In some ways, he was openhearted and generous. He would give you his last dollar and be concerned because he couldn’t give you more. He was an easy mark for panhandlers and for kids selling anything. He cooked for me; he cleaned for me; he always made sure I had my orgasm before he had his. My mother obviously adored him, and my father didn’t object. My sister loved him, and my brothers thought he was cool. Even Liza, who was notoriously picky about the people I dated, gave him the thumbs up after spending just a half hour with him. He was kind to animals and to elderly people, and he held the door open for strangers. If it weren’t for his habit of not telling me a damn thing about his past, I would say he was near perfect for me. Except that he didn’t like football, but you can’t win them all.
Why the big deal about his past? Why wouldn’t he tell me where he grew up, or even if his father was still alive? What was this about his sister? I didn’t even know his favorite color, for god’s sake. How could I consider moving in with someone when I didn’t know if he preferred red to black, green to blue? I got up, wrapped my robe around me and marched into the guest room. Rafe was lying motionless, but I knew he wasn’t sleeping. I hopped into bed and poked him in the back. There was no response, but I knew that he was just ignoring me, hoping I’d leave him alone. No way. I had a bee in my bonnet, and I had to satisfy my curiosity, or I’d never get to sleep. I poked him again.
“Rafe, I know you’re awake,” I hissed, reaching for his ribs. “I’m going to tickle you if you don’t answer.”
“Ok, ok,” Rafe hissed back, turning to face me. “What?” His voice was impatient, just this side of harsh.
“What’s your favorite color?” I asked, feeling a bit foolish. The feeling only increased when he switched on the lamp besides the bed so he could stare at me.
“You woke me up to ask me that?
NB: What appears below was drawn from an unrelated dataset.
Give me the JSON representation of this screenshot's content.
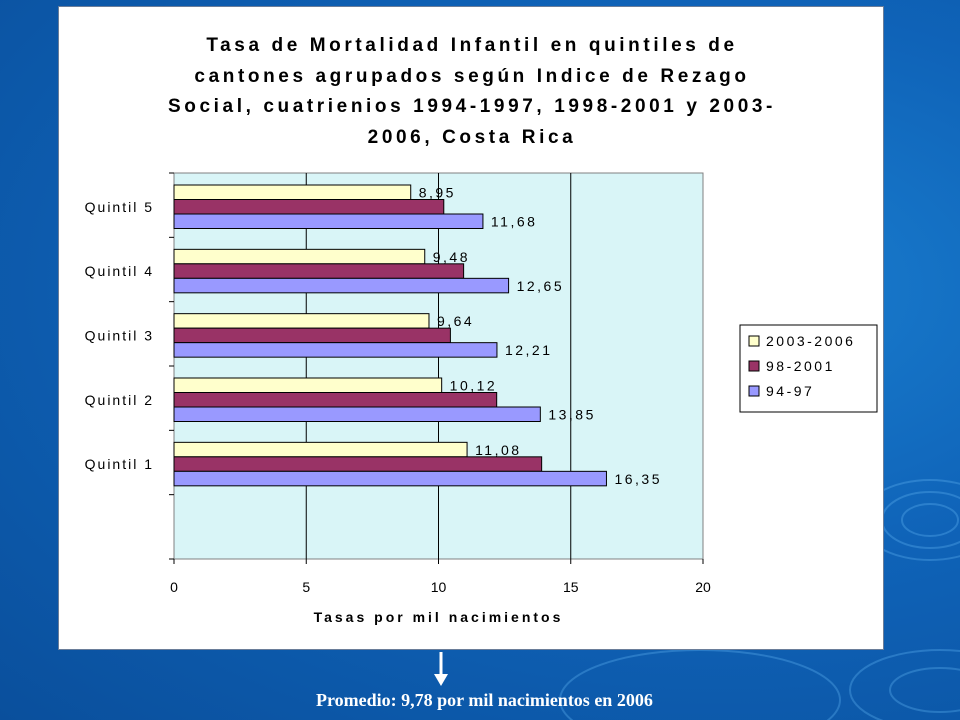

What’s that got to do with anything?”
“Just answer the question!” My discomfort made me snippy, and I wanted him to feel the same way.
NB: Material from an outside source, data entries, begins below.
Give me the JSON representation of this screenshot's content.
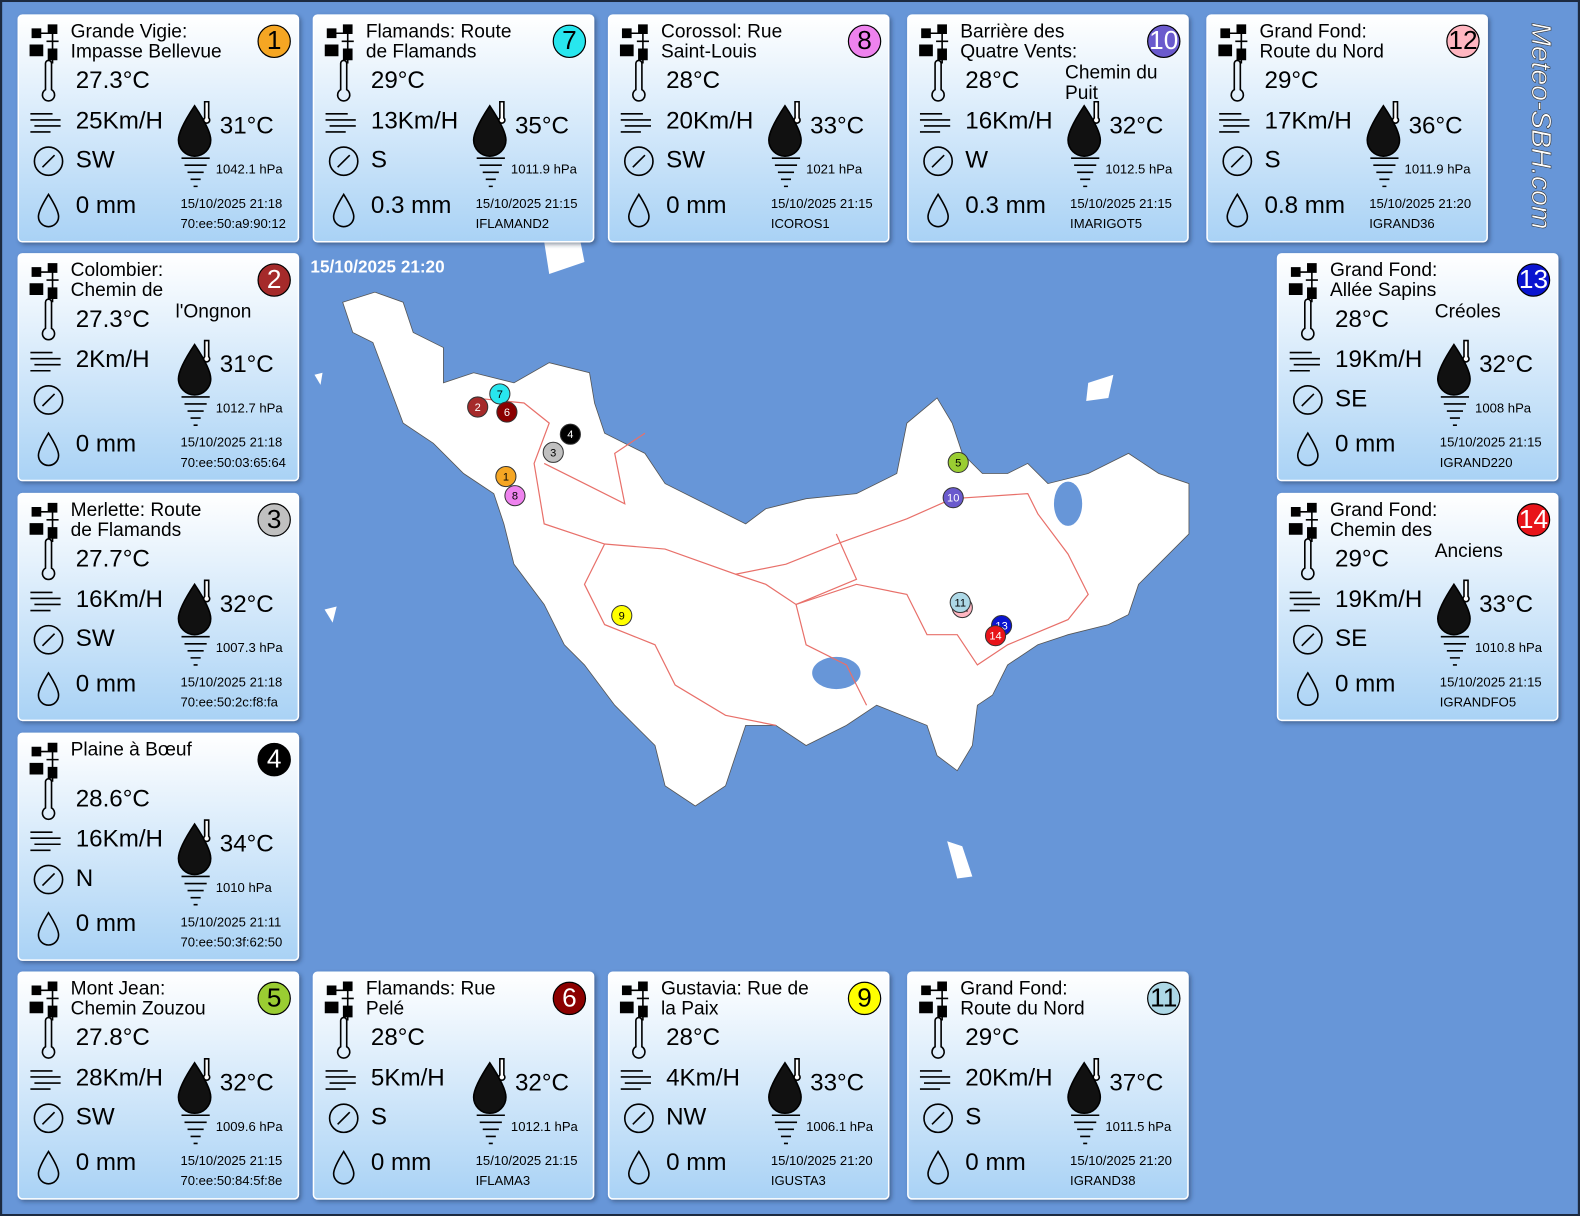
{
  "header": {
    "timestamp": "15/10/2025 21:20",
    "brand": "Meteo-SBH.com"
  },
  "stations": [
    {
      "number": "1",
      "color": "#f5a623",
      "name": [
        "Grande Vigie:",
        "Impasse Bellevue"
      ],
      "temperature": "27.3°C",
      "wind": "25Km/H",
      "feels_like": "31°C",
      "direction": "SW",
      "pressure": "1042.1 hPa",
      "rain": "0 mm",
      "datetime": "15/10/2025 21:18",
      "id": "70:ee:50:a9:90:12"
    },
    {
      "number": "7",
      "color": "#28e6ee",
      "name": [
        "Flamands: Route",
        "de Flamands"
      ],
      "temperature": "29°C",
      "wind": "13Km/H",
      "feels_like": "35°C",
      "direction": "S",
      "pressure": "1011.9 hPa",
      "rain": "0.3 mm",
      "datetime": "15/10/2025 21:15",
      "id": "IFLAMAND2"
    },
    {
      "number": "8",
      "color": "#ee82ee",
      "name": [
        "Corossol: Rue",
        "Saint-Louis"
      ],
      "temperature": "28°C",
      "wind": "20Km/H",
      "feels_like": "33°C",
      "direction": "SW",
      "pressure": "1021 hPa",
      "rain": "0 mm",
      "datetime": "15/10/2025 21:15",
      "id": "ICOROS1"
    },
    {
      "number": "10",
      "color": "#6a5acd",
      "name": [
        "Barrière des",
        "Quatre Vents:"
      ],
      "name_overflow": [
        "Chemin du",
        "Puit"
      ],
      "temperature": "28°C",
      "wind": "16Km/H",
      "feels_like": "32°C",
      "direction": "W",
      "pressure": "1012.5 hPa",
      "rain": "0.3 mm",
      "datetime": "15/10/2025 21:15",
      "id": "IMARIGOT5"
    },
    {
      "number": "12",
      "color": "#ffb6c1",
      "name": [
        "Grand Fond:",
        "Route du Nord"
      ],
      "temperature": "29°C",
      "wind": "17Km/H",
      "feels_like": "36°C",
      "direction": "S",
      "pressure": "1011.9 hPa",
      "rain": "0.8 mm",
      "datetime": "15/10/2025 21:20",
      "id": "IGRAND36"
    },
    {
      "number": "2",
      "color": "#a52a2a",
      "name": [
        "Colombier:",
        "Chemin de"
      ],
      "name_overflow": [
        "l'Ongnon"
      ],
      "temperature": "27.3°C",
      "wind": "2Km/H",
      "feels_like": "31°C",
      "pressure": "1012.7 hPa",
      "rain": "0 mm",
      "datetime": "15/10/2025 21:18",
      "id": "70:ee:50:03:65:64"
    },
    {
      "number": "13",
      "color": "#0a14d0",
      "name": [
        "Grand Fond:",
        "Allée Sapins"
      ],
      "name_overflow": [
        "Créoles"
      ],
      "temperature": "28°C",
      "wind": "19Km/H",
      "feels_like": "32°C",
      "direction": "SE",
      "pressure": "1008 hPa",
      "rain": "0 mm",
      "datetime": "15/10/2025 21:15",
      "id": "IGRAND220"
    },
    {
      "number": "3",
      "color": "#c0c0c0",
      "name": [
        "Merlette: Route",
        "de Flamands"
      ],
      "temperature": "27.7°C",
      "wind": "16Km/H",
      "feels_like": "32°C",
      "direction": "SW",
      "pressure": "1007.3 hPa",
      "rain": "0 mm",
      "datetime": "15/10/2025 21:18",
      "id": "70:ee:50:2c:f8:fa"
    },
    {
      "number": "14",
      "color": "#e8141a",
      "name": [
        "Grand Fond:",
        "Chemin des"
      ],
      "name_overflow": [
        "Anciens"
      ],
      "temperature": "29°C",
      "wind": "19Km/H",
      "feels_like": "33°C",
      "direction": "SE",
      "pressure": "1010.8 hPa",
      "rain": "0 mm",
      "datetime": "15/10/2025 21:15",
      "id": "IGRANDFO5"
    },
    {
      "number": "4",
      "color": "#000000",
      "name": [
        "Plaine à Bœuf"
      ],
      "temperature": "28.6°C",
      "wind": "16Km/H",
      "feels_like": "34°C",
      "direction": "N",
      "pressure": "1010 hPa",
      "rain": "0 mm",
      "datetime": "15/10/2025 21:11",
      "id": "70:ee:50:3f:62:50"
    },
    {
      "number": "5",
      "color": "#9acd32",
      "name": [
        "Mont Jean:",
        "Chemin Zouzou"
      ],
      "temperature": "27.8°C",
      "wind": "28Km/H",
      "feels_like": "32°C",
      "direction": "SW",
      "pressure": "1009.6 hPa",
      "rain": "0 mm",
      "datetime": "15/10/2025 21:15",
      "id": "70:ee:50:84:5f:8e"
    },
    {
      "number": "6",
      "color": "#8b0000",
      "name": [
        "Flamands: Rue",
        "Pelé"
      ],
      "temperature": "28°C",
      "wind": "5Km/H",
      "feels_like": "32°C",
      "direction": "S",
      "pressure": "1012.1 hPa",
      "rain": "0 mm",
      "datetime": "15/10/2025 21:15",
      "id": "IFLAMA3"
    },
    {
      "number": "9",
      "color": "#ffff00",
      "name": [
        "Gustavia: Rue de",
        "la Paix"
      ],
      "temperature": "28°C",
      "wind": "4Km/H",
      "feels_like": "33°C",
      "direction": "NW",
      "pressure": "1006.1 hPa",
      "rain": "0 mm",
      "datetime": "15/10/2025 21:20",
      "id": "IGUSTA3"
    },
    {
      "number": "11",
      "color": "#add8e6",
      "name": [
        "Grand Fond:",
        "Route du Nord"
      ],
      "temperature": "29°C",
      "wind": "20Km/H",
      "feels_like": "37°C",
      "direction": "S",
      "pressure": "1011.5 hPa",
      "rain": "0 mm",
      "datetime": "15/10/2025 21:20",
      "id": "IGRAND38"
    }
  ]
}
“Gray,” Rafe said, sighing as he replied. “What’s yours?”
“Yellow,” I snapped. This wasn’t tit for tat—he was the one being interrogated. “Is your father still alive?”
“As far as I know,” Rafe said, his face expressionless. Something in it warned me not to go further, but I couldn’t stop myself. I had to know his secrets, even if it meant the end of our relationship.
“How many siblings do you have?” I demanded, my tone strident. Even I cringed as I heard myself talk. I didn’t apologize, however, as I really wanted to know.
“Time to sleep,” Rafe said abruptly, flopping on his back. To emphasize his point, he closed his eyes.
“Rafe!” I whapped him with my pillow, causing his eyes to pop open. “You want me to trust you, to listen to you, and yet, you won’t tell me the simplest things about you. I hardly think that’s fair.”
“You know me, Bet, none of that stuff matters.” Rafe closed his eyes again, indicating the discussion was over. I was far from satisfied, but I didn’t want to push it. Besides, I was getting tired, so I retreated back to my room. It didn’t take long for me to drift into dreamland.